WASHINGTON (Reuters) — Solid growth in the number of U.S. jobs last month greatly boosts the case for a December interest rate hike by the Federal Reserve, where policymakers have begun to worry the economy might eventually overheat without higher borrowing costs.
Employers outside of farming added 271,000 jobs in October and the jobless rate fell to five per cent, a 7-1/2-year low, according to a Labor Department report released on Friday.
With Fed officials already saying they don't want or expect the jobless rate to fall much further, it would likely take a devastating blow in the November hiring data or mayhem in financial markets for the majority of policymakers to give up on their expectation of a hike at their Dec. 15-16 policy meeting.
"The natural expectation is for the pace of job growth to slow in the months and quarters ahead. We are expecting that to happen," St. Louis Federal Reserve Bank President James Bullard told Reuters ahead of the report on Thursday. "I don't think markets have absorbed this."
On Friday, investors raised bets the Fed would lift rates next month, with futures markets implying a 72 per cent chance of liftoff, up from 58 per cent a day earlier.
Prior to Friday's jobs report, private economists said job gains above 150,000 in October and November could be enough for the central bank to hike in December.
October's job growth was well above average compared to the last two years and also much higher than what many U.S. central bankers say is needed to reduce unemployment.
A range of research at the central bank suggests that even monthly job growth around 100,000 could be enough for policymakers to move ahead with a rate hike if other signals on the economy's health don't flash warning signs.
Last month, Atlanta Fed President Dennis Lockhart said more than 100,000 new jobs a month was enough to outpace population growth and lower joblessness.
Bullard on Thursday pinned the number between 100,000 and 125,000, while Cleveland Fed President Loretta Mester has said it's between 70,000 and 120,000.
These numbers are considerably lower than was normal in past decades because the U.S. population is becoming increasingly elderly.
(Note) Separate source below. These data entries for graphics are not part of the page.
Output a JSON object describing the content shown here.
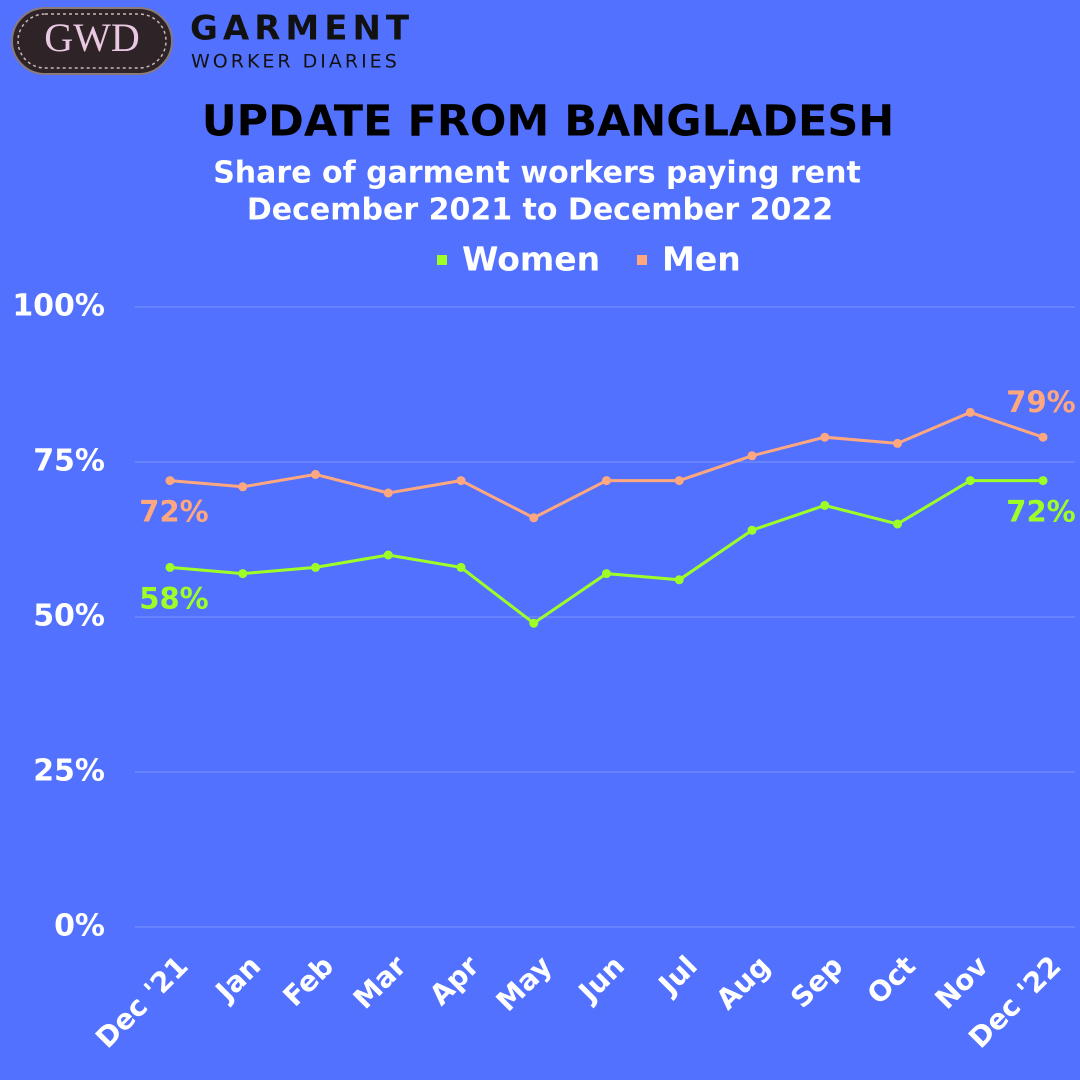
{
  "logo": {
    "badge": "GWD",
    "name": "GARMENT",
    "tagline": "WORKER DIARIES"
  },
  "chart_data": {
    "type": "line",
    "title": "UPDATE FROM BANGLADESH",
    "subtitle": [
      "Share of garment workers paying rent",
      "December 2021 to December 2022"
    ],
    "categories": [
      "Dec '21",
      "Jan",
      "Feb",
      "Mar",
      "Apr",
      "May",
      "Jun",
      "Jul",
      "Aug",
      "Sep",
      "Oct",
      "Nov",
      "Dec '22"
    ],
    "series": [
      {
        "name": "Women",
        "color": "#9dff26",
        "values": [
          58,
          57,
          58,
          60,
          58,
          49,
          57,
          56,
          64,
          68,
          65,
          72,
          72
        ],
        "value_labels": [
          "58%",
          null,
          null,
          null,
          null,
          null,
          null,
          null,
          null,
          null,
          null,
          null,
          "72%"
        ]
      },
      {
        "name": "Men",
        "color": "#ffa77e",
        "values": [
          72,
          71,
          73,
          70,
          72,
          66,
          72,
          72,
          76,
          79,
          78,
          83,
          79
        ],
        "value_labels": [
          "72%",
          null,
          null,
          null,
          null,
          null,
          null,
          null,
          null,
          null,
          null,
          null,
          "79%"
        ]
      }
    ],
    "ylim": [
      0,
      100
    ],
    "yticks": [
      {
        "value": 0,
        "label": "0%"
      },
      {
        "value": 25,
        "label": "25%"
      },
      {
        "value": 50,
        "label": "50%"
      },
      {
        "value": 75,
        "label": "75%"
      },
      {
        "value": 100,
        "label": "100%"
      }
    ],
    "grid": true
  }
}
America saw a bulge in births just after World War Two and that generation is now retiring in droves, slowing growth in the workforce.
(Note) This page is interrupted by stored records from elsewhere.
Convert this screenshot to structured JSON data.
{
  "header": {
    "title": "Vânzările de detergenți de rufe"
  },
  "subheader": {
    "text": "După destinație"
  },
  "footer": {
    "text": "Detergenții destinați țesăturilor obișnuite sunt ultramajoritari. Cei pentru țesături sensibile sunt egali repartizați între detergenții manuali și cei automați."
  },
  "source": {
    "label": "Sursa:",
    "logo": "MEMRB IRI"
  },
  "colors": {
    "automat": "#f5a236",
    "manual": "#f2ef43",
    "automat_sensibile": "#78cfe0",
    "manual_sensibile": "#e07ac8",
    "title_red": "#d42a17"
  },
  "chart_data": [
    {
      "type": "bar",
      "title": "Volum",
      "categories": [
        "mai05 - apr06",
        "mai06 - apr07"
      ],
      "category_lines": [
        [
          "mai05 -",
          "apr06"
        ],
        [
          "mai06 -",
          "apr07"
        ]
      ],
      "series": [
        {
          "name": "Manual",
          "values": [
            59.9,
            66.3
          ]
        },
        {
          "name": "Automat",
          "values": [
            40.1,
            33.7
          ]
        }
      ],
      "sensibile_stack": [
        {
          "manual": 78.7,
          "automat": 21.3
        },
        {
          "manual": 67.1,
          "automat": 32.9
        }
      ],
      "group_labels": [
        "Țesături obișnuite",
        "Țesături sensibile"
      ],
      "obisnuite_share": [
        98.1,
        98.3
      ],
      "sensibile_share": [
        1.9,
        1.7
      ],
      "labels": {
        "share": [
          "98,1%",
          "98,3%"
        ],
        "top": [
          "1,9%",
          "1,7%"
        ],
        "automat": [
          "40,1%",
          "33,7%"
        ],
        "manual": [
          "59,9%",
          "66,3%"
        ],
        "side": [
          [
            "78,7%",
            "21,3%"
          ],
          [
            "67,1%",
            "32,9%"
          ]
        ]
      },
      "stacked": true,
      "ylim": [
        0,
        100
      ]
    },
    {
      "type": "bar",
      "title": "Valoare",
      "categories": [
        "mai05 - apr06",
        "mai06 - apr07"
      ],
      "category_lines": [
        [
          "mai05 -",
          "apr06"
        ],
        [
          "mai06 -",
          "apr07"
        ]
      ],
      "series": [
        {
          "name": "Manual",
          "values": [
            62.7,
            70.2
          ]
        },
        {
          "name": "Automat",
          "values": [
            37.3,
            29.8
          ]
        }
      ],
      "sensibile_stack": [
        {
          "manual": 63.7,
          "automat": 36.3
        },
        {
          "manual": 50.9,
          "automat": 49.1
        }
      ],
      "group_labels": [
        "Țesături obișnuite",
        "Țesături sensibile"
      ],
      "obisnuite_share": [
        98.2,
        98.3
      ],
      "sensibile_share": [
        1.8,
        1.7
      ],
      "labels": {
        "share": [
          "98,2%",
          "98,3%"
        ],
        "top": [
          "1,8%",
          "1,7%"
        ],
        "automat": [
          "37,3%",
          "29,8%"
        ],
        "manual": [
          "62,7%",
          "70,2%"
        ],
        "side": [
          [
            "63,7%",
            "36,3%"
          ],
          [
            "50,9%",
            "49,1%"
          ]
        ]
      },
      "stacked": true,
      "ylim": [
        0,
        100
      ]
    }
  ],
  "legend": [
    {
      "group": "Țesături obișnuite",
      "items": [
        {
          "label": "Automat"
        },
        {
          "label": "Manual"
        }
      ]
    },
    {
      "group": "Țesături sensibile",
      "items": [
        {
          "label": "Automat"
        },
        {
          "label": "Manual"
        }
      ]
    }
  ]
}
The 2007-09 recession put millions of workers out of work and it has taken around 200,000 new jobs a month since 2010 to knock a 10 per cent jobless rate in half.
On Wednesday, Fed Chair Janet Yellen described the economy as strong, despite the slower job growth seen in August and September. The poor payrolls growth seen in those months had fueled doubts among investors that the Fed would raise rates this year, even though Yellen has signaled she believed a hike would be appropriate before the year ends.
Central bankers have been saying job creation needs to slow. Already, the median view among Fed policymakers is that an unemployment rate below 4.9 per cent would eventually send inflation above their two per cent target.
"It's not only expected that we are seeing some slowdown," San Francisco Fed President John Williams told reporters in October. "It's consistent, I think, with my overall view" on what is needed for a healthy labor market.